Can I substitute almond flour? You can replace a portion of the gluten-free flour with almond flour for added richness, but replacing all of it changes the texture significantly and the cake won’t hold together the same way.
Is the frosting very sweet? It’s on the sweeter side, as cream cheese frostings tend to be. Start with 3 cups of powdered sugar and add more only if needed — the cream cheese tang helps balance it.

Carrot Cake with Cream on Top: Moist, Wheatless, and Irresistible
Ingredients
Method
- Preheat the oven to 350°F (175°C). Grease and line two 8- or 9-inch round cake pans or a 9×13-inch pan with parchment paper.
- In a medium bowl, whisk together gluten-free flour, baking powder, baking soda, salt, cinnamon, ginger, and nutmeg until combined.
- In a large bowl, whisk the sugars and eggs until light and fluffy.

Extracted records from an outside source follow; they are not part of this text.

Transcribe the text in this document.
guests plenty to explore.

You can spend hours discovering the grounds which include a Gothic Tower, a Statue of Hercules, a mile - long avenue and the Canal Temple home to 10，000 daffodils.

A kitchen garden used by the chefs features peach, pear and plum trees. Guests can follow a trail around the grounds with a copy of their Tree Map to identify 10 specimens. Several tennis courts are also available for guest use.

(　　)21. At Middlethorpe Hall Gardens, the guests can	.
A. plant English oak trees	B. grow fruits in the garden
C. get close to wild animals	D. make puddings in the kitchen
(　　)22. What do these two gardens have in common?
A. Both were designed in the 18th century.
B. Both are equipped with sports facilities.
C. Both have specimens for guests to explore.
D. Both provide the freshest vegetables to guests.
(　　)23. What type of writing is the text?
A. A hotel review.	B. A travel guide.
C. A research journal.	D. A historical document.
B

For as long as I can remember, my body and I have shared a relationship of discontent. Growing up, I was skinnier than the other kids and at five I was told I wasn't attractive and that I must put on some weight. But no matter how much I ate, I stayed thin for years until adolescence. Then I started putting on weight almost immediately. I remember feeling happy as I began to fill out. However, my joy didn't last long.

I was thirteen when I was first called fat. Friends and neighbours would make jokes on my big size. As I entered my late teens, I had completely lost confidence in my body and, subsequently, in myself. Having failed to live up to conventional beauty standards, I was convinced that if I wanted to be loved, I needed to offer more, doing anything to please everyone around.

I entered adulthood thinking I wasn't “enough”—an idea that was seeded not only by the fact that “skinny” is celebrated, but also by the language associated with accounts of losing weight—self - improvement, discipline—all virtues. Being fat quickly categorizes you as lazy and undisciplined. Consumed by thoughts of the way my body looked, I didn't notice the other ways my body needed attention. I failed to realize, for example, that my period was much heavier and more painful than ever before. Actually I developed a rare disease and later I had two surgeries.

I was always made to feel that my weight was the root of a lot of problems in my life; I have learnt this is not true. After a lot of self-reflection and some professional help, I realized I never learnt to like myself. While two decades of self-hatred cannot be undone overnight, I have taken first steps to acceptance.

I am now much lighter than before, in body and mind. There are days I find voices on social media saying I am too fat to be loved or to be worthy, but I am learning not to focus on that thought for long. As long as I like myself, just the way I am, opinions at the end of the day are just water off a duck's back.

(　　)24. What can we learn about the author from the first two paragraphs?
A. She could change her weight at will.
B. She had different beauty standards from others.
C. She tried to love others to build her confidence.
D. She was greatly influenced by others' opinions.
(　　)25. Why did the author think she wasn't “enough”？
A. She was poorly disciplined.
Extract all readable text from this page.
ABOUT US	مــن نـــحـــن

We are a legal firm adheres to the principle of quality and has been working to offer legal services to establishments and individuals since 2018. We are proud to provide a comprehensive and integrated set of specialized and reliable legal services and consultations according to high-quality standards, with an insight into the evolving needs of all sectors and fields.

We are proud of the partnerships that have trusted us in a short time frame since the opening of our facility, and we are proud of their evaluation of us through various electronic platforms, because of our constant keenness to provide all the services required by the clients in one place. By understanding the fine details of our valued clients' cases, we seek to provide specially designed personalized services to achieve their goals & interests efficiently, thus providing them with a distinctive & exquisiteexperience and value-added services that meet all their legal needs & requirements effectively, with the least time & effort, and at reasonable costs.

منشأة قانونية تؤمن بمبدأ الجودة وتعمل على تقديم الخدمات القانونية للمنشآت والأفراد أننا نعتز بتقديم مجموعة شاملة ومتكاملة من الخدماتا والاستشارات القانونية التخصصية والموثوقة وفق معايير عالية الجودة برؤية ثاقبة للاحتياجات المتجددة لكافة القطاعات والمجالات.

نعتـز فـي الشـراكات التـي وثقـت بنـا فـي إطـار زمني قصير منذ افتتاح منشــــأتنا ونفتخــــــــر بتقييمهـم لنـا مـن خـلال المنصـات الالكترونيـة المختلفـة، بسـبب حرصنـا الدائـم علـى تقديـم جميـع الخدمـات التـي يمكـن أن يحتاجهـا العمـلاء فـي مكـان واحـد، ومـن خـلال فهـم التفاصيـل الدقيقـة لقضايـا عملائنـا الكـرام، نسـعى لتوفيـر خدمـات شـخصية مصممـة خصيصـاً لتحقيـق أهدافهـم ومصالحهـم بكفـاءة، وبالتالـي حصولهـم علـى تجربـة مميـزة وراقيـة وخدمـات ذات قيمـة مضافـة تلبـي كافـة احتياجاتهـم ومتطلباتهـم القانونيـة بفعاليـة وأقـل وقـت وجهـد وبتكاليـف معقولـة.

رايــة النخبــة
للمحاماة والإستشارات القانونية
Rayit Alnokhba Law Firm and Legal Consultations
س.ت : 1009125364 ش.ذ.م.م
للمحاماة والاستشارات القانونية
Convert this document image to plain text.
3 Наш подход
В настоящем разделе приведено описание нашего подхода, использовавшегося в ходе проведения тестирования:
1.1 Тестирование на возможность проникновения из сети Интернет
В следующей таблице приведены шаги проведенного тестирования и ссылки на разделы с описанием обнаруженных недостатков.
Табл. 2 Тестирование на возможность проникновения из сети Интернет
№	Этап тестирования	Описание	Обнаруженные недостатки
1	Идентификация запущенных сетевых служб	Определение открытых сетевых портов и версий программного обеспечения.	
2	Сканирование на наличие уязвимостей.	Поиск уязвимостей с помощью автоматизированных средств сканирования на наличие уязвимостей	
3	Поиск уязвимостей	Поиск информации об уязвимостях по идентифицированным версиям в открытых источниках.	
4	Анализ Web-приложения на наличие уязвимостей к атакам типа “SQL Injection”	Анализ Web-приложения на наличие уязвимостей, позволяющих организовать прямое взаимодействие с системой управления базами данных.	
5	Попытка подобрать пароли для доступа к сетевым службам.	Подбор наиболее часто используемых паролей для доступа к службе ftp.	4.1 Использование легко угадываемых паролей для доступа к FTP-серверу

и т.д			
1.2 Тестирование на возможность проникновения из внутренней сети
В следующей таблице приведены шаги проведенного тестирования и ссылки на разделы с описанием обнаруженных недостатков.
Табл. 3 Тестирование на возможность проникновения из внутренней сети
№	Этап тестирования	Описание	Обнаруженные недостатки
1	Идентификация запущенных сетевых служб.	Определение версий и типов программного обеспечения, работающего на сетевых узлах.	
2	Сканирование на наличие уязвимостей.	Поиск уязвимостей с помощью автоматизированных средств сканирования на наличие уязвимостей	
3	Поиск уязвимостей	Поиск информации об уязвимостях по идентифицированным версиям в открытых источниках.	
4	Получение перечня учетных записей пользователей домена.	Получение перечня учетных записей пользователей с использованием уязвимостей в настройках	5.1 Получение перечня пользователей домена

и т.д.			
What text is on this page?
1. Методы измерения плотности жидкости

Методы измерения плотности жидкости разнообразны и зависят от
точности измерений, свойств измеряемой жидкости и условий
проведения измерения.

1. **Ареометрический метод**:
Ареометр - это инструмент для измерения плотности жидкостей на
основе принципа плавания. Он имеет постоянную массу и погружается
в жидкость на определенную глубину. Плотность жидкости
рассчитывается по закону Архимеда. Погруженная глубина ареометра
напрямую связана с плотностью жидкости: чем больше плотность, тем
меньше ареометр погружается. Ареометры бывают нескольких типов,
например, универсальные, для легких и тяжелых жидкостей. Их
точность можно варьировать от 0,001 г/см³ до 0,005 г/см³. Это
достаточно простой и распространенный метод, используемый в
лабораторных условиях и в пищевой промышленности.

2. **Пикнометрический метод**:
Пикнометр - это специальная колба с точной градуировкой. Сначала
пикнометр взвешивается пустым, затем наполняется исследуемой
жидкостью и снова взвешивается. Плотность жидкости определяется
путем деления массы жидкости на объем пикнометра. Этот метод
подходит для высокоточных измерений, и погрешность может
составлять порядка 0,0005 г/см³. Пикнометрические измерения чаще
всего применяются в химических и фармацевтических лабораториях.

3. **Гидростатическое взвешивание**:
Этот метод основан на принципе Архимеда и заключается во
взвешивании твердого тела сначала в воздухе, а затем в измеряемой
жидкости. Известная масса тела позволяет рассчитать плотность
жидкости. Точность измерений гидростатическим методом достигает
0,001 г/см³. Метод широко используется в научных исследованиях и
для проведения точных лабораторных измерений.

Slowly drizzle in the oil while mixing, then add vanilla extract.
- Gradually add the dry ingredients to the wet ingredients, mixing until just combined.
- Fold in the grated carrots and optional nuts, coconut, or raisins gently to keep the batter light.
- Divide the batter evenly between pans (or spread evenly for a single-layer cake).
- Bake for 30–40 minutes (or 22–28 minutes for round pans), until a toothpick inserted comes out clean or with a few moist crumbs.
- Let the cake cool in the pans for 10 minutes, then turn out onto cooling racks to cool completely.
- For the cream on top: Beat cream cheese and butter together until smooth and fluffy.
- Gradually add powdered sugar, beating until incorporated and fluffy.
- Stir in vanilla extract, salt, and enough cream to reach a spreadable consistency.
- Frost the completely cooled cake generously. For layered cakes, frost between layers and all around the outside.
- Chill for 30–60 minutes before slicing.
- Garnish with nuts, orange zest, or carrot curls if desired.